J’ai ouvert le rideau comme tous les matins, sans vouloir rien de plus ou presque. Le ciel se remplit tranquillement à force de fleurs dans les érables. Tout prend beaucoup de jours, le froid qui s’éternise ralentit la cadence. Une chose est certaine, depuis les années qu’ils sont là, les fleurs des forsythias n’ont jamais tenu si longtemps. Le temps fait toujours à son vent et je pense que j’écris pour ne pas tomber de ma chaise.
Photo : QUELQUE PART À L’ENTRÉE DU MONDE * C’était hier – Montréal 2026
Même rue, même ville. Depuis que je sais pour le vent, je remonte les jours à petits coups de ventre. Je me rejoue les soirs de ciel et les nuits près du lac. Mes plus folles histoires. J’ai quelque chose de l’accro.
En même temps, il y a Charlie. Charlie qui réinvente le monde, mais personne ne l’écoute. L’enfant magicien sans raison avec son chapeau bleu et son vélo qui en arrache. Lui qui sourit toujours avec le cœur au fond des yeux. Malgré ceux qui ont tout et qui lancent tout à la poubelle. Ceux qui bafouent tout l’important, du moins ce qui compte vraiment.
Ça me fait penser, j’ai connu un autre Charlie. C’était il y a longtemps, quarante ans en arrière. Charlie que j’ai aimé, aimé à la folie. Un jour, il a dormi où je dormais et ça nous a suffi pour tomber en amour. On s’est écrit longtemps après. Il a vécu en Australie, en Angleterre aussi. Si j’avais eu une autre fille, je l’aurais appelée Charlie.
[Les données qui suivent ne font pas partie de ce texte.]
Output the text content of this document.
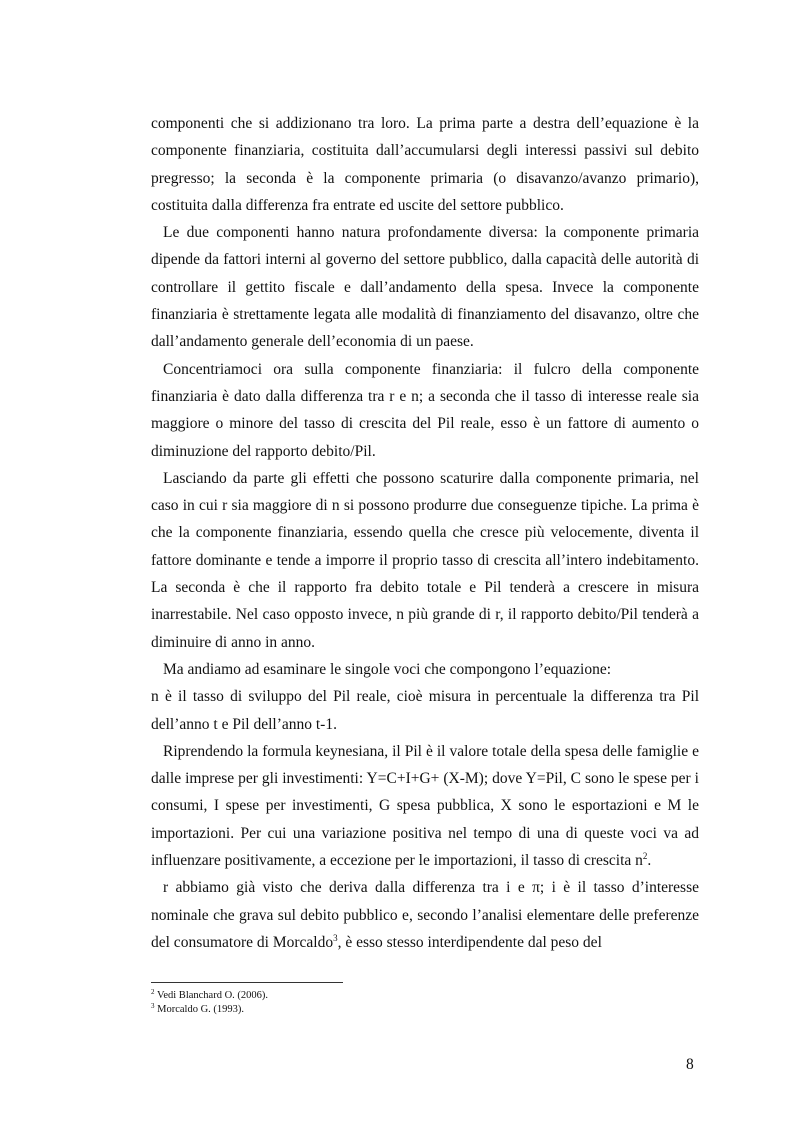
componenti che si addizionano tra loro. La prima parte a destra dell’equazione è la componente finanziaria, costituita dall’accumularsi degli interessi passivi sul debito pregresso; la seconda è la componente primaria (o disavanzo/avanzo primario), costituita dalla differenza fra entrate ed uscite del settore pubblico.

Le due componenti hanno natura profondamente diversa: la componente primaria dipende da fattori interni al governo del settore pubblico, dalla capacità delle autorità di controllare il gettito fiscale e dall’andamento della spesa. Invece la componente finanziaria è strettamente legata alle modalità di finanziamento del disavanzo, oltre che dall’andamento generale dell’economia di un paese.

Concentriamoci ora sulla componente finanziaria: il fulcro della componente finanziaria è dato dalla differenza tra r e n; a seconda che il tasso di interesse reale sia maggiore o minore del tasso di crescita del Pil reale, esso è un fattore di aumento o diminuzione del rapporto debito/Pil.

Lasciando da parte gli effetti che possono scaturire dalla componente primaria, nel caso in cui r sia maggiore di n si possono produrre due conseguenze tipiche. La prima è che la componente finanziaria, essendo quella che cresce più velocemente, diventa il fattore dominante e tende a imporre il proprio tasso di crescita all’intero indebitamento. La seconda è che il rapporto fra debito totale e Pil tenderà a crescere in misura inarrestabile. Nel caso opposto invece, n più grande di r, il rapporto debito/Pil tenderà a diminuire di anno in anno.

Ma andiamo ad esaminare le singole voci che compongono l’equazione:

n è il tasso di sviluppo del Pil reale, cioè misura in percentuale la differenza tra Pil dell’anno t e Pil dell’anno t-1.

Riprendendo la formula keynesiana, il Pil è il valore totale della spesa delle famiglie e dalle imprese per gli investimenti: Y=C+I+G+ (X-M); dove Y=Pil, C sono le spese per i consumi, I spese per investimenti, G spesa pubblica, X sono le esportazioni e M le importazioni. Per cui una variazione positiva nel tempo di una di queste voci va ad influenzare positivamente, a eccezione per le importazioni, il tasso di crescita $n^2$.

r abbiamo già visto che deriva dalla differenza tra i e π; i è il tasso d’interesse nominale che grava sul debito pubblico e, secondo l’analisi elementare delle preferenze del consumatore di Morcaldo$^3$, è esso stesso interdipendente dal peso del

$^2$ Vedi Blanchard O. (2006).
$^3$ Morcaldo G. (1993).
8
Photo : NI AVANT NI APRÈS * Hier après-midi, en bordure de la voie ferrée – Montréal 2026
À chacun son histoire. En attendant, rien n’est moins vrai que les échelles.
Une femme marche avec son chien. Elle boite et ne se presse pas. Et lui s’arrête un peu sous le petit pommier.
On dit qu’il va pleuvoir. Qui sait, peut-être qu’il ne neigera plus.
Un camion fonce dans la rue. Au même moment, une fille passe en jupe légère, ou l’espoir du printemps. Elle replace ses écouteurs et fonce à travers le vent froid.
Pour les araignées qui hivernent, le temps de la torpeur achève et la mue d’avril s’en vient.
Je sors de la nuit comme d’une grotte, dit Laure. J’ai dormi sous mon gros manteau, comme un voyage dans le temps.
Photo : DANS NOS VIES À PLUSIEURS * Avant-hier – Montréal
C’est encore le même corridor. Les arbres et les mêmes maisons qui tremblent dans les flaques. Pour rester fidèle à moi-même, j’ai fait une tache sur le plancher en voulant embellir l’évier. On fait pas toujours ce qu’il faut. Ou peut-être. En attendant, il pleut à siaux, dit Laure. On dirait le printemps.